NFU Zero

Picking up on last week’s discussion, one of the elephants in the NFU room is the domestic political feasibility of currently making such a pledge.  If the NPR were to come out in favor of such an approach that could provide some political traction for the administration but that seems unlikely.  In the exchange in Survival about NFU this month, Mort Halperin’s article was particularly interesting. While Scott Sagan takes Keith Payne and Bruno Tertrais head on about whether adopting NFU is a good idea, Halperin has “come to the conclusion that this is a good idea whose time has not yet come.”  He argues:

 There are other proposals to pursue this objective which would be as effective as a declaratory no-first-use policy and which might produce less controversy.  In his Prague speech, in addition to announcing support for the long-term objective of a world free of nuclear weapons, Obama committed himself in the short run to four other measures which have long been debated and which advance the same objectives as the no-first-use proposal. These are: reducing the role of nuclear weapons in US national security strategy, negotiating a new Strategic Arms Reduction Treaty (START) with Russia, immediately and aggressively pursuing US ratification of the Comprehensive Test-Ban Treaty (CTBT), and starting negotiations on a verifiable end to the production of fissionable material for weapons purposes. This ambitious agenda will require all the attention and political capital the president can reasonably devote to this issue. Under the circumstances, no first use can and should be put off for another day. Seeking three treaties on nuclear arms control in his first term will not be easy.

Halperin’s assessment of priorities gets at the critical question, discussed last week, of what will be perceived as making the most progress on the Prague road to zero.  Halperin notes that bringing CTBT into force, which will be a difficult task both to get ratified at home and convince other holdouts abroad, “is the more important, and promising, effort to stigmatise nuclear weapons.”  CTBT, for better or worse, has become the lightening rod by which the NNWS judge, or say they judge, the United States commitment to nonproliferation.   As Deepti Choubey notes in her nuclear bargains article:

After acknowledging previous commitments, the United States has several additional options for demonstrating its seriousness about disarmament. When asked what would be the top three steps nuclear-weapon states could take to demonstrate their commitment to disarmament, a consensus emerged across states with the Comprehensive Test Ban Treaty and Fissile Material Cutoff Treaty (FMCT) rising to the top.
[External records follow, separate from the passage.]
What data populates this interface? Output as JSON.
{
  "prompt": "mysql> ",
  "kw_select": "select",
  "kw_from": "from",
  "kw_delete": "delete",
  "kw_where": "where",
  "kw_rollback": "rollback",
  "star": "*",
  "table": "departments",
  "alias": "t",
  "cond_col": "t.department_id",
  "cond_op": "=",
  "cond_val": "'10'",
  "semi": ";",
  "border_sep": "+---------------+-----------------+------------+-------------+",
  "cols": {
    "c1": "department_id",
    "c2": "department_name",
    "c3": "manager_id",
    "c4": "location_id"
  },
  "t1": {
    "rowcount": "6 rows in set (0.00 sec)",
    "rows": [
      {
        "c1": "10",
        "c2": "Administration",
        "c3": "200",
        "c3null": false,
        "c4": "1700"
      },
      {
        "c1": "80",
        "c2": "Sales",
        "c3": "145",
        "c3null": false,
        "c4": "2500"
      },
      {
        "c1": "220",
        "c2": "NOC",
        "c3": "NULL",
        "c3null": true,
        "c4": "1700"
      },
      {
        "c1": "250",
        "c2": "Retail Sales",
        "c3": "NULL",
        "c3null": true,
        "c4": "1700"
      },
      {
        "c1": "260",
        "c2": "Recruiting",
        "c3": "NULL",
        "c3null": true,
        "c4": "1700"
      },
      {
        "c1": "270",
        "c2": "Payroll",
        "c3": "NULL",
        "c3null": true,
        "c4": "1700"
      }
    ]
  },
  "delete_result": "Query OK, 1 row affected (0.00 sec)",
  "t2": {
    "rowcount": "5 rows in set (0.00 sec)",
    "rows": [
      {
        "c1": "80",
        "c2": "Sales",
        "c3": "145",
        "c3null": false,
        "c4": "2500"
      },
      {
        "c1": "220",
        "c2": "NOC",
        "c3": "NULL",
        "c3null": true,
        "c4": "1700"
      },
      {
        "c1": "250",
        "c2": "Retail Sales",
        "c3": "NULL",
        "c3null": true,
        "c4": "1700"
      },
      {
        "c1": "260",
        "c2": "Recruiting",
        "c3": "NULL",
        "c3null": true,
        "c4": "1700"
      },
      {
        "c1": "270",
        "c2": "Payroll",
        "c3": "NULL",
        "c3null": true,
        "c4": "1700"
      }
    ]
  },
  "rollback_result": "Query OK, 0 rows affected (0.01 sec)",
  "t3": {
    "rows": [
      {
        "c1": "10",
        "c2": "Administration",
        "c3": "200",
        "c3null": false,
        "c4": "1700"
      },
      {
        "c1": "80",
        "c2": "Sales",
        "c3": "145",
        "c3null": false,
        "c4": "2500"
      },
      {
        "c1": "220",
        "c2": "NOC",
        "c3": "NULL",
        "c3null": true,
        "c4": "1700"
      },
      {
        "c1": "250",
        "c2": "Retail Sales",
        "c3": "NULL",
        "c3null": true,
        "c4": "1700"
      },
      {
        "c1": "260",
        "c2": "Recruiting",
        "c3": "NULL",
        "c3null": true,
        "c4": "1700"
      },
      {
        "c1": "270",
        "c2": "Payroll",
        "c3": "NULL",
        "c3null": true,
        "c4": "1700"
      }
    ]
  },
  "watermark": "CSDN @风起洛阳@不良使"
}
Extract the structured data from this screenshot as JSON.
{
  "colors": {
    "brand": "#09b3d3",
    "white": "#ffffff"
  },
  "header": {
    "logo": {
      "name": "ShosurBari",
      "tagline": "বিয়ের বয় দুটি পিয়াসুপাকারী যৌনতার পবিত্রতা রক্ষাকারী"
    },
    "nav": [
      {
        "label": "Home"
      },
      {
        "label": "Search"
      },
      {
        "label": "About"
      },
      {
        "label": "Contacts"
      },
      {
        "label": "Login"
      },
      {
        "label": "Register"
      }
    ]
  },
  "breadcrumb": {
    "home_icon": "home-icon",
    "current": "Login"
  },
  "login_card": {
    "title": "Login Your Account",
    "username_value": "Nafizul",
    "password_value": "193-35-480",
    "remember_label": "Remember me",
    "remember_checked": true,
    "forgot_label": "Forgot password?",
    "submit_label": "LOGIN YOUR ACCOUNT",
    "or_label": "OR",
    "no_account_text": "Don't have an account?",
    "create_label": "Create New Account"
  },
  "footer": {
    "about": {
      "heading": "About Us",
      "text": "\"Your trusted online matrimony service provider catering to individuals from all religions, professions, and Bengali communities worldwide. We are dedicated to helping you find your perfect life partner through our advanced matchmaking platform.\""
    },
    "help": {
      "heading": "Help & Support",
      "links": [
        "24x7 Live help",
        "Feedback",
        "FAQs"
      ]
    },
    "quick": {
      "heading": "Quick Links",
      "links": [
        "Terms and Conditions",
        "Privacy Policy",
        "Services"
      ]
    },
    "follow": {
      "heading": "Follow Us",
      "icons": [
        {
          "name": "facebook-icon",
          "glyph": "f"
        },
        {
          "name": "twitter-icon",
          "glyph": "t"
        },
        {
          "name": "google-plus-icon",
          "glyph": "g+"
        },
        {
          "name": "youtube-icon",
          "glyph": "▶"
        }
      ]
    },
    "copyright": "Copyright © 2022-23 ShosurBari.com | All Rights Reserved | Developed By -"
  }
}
With a fully negotiated and enforceable FMCT some time off all eyes are focused in the interim on whether CTBT can happen domestically.  Given the adminstration’s focus on trying to get New START and CTBT (not to mention health care and climate), Halperin argues that until the president and the rest of Washington are ready to accept a full NFU pledge there could be a NFU zero that might be easier to sell. 

While Scott Sagan’s formulation would read:

The role of US nuclear weapons is to deter nuclear-weapons use by other nuclear weapons states against the United States, our allies, and our armed forces, and to be able respond, with an appropriate range of second-strike nuclear retaliation options, if necessary, in the event that deterrence fails

Halperin argues that the U.S. should say why it maintains nuclear weapons by declaring:

The United States maintains nuclear weapons to deter and, if necessary, respond to nuclear attacks against ourselves, our forces, or our friends and allies

And, in parallel, updating and simplify our negative assurance to NNWS to read:

The United States reaffirms that it will not use nuclear weapons against non-nuclear-weapon state-parties to the Treaty on the Nonproliferation of Nuclear Weapons that are in compliance with their nuclear nonproliferation obligations

While Sagan notes in the conclusion of the debate that their formulations are ‘virtually identical,’ Halperin notes of his pledge that:

By not explicitly foreswearing the use of nuclear weapons against unexpected threats, such a declaration preserves ‘existential deterrence’ that is the inescapable consequence of having any nuclear weapons and avoids much, if not all, of the political fallout that would result from a no-first-use pledge.

If Halperin is correct that this formulation can successfully buy off a good degree of opposition by not explicitly foreswearing use, it could very well but a feasible strategy but tugs at how well that strategy succeeds in creating a real NFU taste with zero NFU calories.